At the precise moment that he made contact, there was the rustling of a sliding glass door, and his 80-year-old neighbours crackly voice rang out across the yard.

“Ben? What are you…my goodness! Is that a snake?!” the woman shrieked frantically.

            The noise shattered the tense silence abruptly, causing Ben to lose focus and jerk backwards; reflexively closing the pincers on the snake with full force. The snake erupted in what could only be described as utter indignation and emitted a furious screech as it launched itself off of the tree and backwards towards the three men.

            Ben stumbled backwards out of control and toppled off his feet and into the garden, while Marty dove in the opposite direction with a stream of profanities. The snake had landed wrong-side up on its back and erratically thrashed around in the shrubbery trying to right itself. By the time Ben had made it back to his feet, it had succeeded in this regard, and was now slinking across the open grass, not far from where Herc had jumped to his feet. Ben could see the wheels in his head turning.

            “No, Herc!”

            Before he could get the words out, Herc had abruptly launched his body in a full-frontal belly-flop on top of the snake in an attempt to stop it.

            “Jesus!” Marty thundered, as he landed on the belly of the snake, who once again emitted a terrible hiss of fury, before beginning to wind itself around Herc’s torso, with a particularly nasty glint in its eye.

            “Here, take this!” Ben tossed one of the pincers to Marty and the two of them raced across the yard and over to Herc, who was struggling against the snake.

            Ben made it to Herc first and reached out to take hold of the snake’s head with his pincers.

            “Get it’s tail, Marty!”

            “Shit, shit, shit,” Marty swore as he gingerly extended the pincers and took hold of the snake’s tail.

            “We’ve got it! Get the cage, Herc!”

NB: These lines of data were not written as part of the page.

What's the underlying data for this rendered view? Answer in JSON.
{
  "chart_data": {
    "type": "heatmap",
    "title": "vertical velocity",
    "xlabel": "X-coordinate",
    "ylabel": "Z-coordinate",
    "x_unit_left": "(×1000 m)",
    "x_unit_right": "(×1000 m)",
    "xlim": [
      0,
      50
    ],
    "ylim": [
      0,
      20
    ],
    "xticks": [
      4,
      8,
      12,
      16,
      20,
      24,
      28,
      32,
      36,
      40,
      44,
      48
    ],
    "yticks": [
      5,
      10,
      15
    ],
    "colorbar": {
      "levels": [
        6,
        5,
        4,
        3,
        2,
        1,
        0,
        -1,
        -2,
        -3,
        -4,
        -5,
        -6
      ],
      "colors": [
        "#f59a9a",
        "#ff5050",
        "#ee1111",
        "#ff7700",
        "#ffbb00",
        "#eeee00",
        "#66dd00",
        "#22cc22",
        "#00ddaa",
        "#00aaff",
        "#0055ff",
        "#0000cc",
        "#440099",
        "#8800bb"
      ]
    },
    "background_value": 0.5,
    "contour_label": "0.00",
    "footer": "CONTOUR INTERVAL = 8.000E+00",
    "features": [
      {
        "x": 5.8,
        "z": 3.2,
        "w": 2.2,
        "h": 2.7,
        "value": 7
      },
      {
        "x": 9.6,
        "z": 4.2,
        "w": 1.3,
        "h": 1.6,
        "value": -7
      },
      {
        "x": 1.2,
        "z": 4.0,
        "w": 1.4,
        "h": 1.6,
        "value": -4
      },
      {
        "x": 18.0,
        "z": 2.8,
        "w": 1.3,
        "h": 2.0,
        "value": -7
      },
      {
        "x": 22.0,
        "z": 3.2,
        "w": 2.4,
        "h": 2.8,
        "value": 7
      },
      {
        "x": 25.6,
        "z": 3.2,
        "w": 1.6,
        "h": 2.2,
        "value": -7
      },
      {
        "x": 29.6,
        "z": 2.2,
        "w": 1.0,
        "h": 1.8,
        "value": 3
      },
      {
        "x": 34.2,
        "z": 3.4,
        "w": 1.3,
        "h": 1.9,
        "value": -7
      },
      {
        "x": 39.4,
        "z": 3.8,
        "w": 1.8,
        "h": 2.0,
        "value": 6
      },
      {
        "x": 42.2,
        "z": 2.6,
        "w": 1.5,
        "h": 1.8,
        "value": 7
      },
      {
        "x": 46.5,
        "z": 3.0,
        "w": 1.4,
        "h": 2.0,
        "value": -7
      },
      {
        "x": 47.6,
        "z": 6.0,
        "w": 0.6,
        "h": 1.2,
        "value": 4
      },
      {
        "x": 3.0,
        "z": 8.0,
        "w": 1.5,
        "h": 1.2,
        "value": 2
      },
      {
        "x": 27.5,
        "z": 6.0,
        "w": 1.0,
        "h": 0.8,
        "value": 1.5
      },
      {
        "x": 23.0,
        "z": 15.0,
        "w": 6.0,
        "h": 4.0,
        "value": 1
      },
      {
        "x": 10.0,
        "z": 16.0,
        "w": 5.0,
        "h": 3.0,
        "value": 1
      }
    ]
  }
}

            The furious snake thrashed viciously between the two pincers. Herc jumped to his feet and ran for the cage, opening the wire door and extending it towards them. Marty thrust the tail of the snake in and with one last ferocious hiss, Ben pushed the head in to follow. Herc closed the door, and the three men collapsed down to the ground, gasping with adrenaline.

            Ben came back to reality first, and turned back towards the house, where his elderly neighbour was still standing, her mouth ajar and eyes wide in shock.         

            “It’s all good Mrs. Federman, we’ve got this under control!”

           

“Man, do I ever owe you guys one,” Herc said, his voice thick with appreciation as they packed the cage up into the backseat of Herc’s Accord.

“So, what now?” Ben asked with a rueful smile. “I want my $300 back, you know.”

            Herc smiled ruefully and looked down at the cage.

            “I guess they’ll have to kill him to get the dope out, right?” Marty said, with an almost undetectable hint of sadness in his voice.

            “I guess that’s the plan,” said Herc. “But I was kind of thinking…maybe instead of Mexico, we’ll head for the Caribbean or somewhere else where they can’t find us.”

            “We? Us?” Ben asked, his eyebrows raised.  

            “Yea, we. Guess I’ve grown kind of fond of the slippery little bastard.”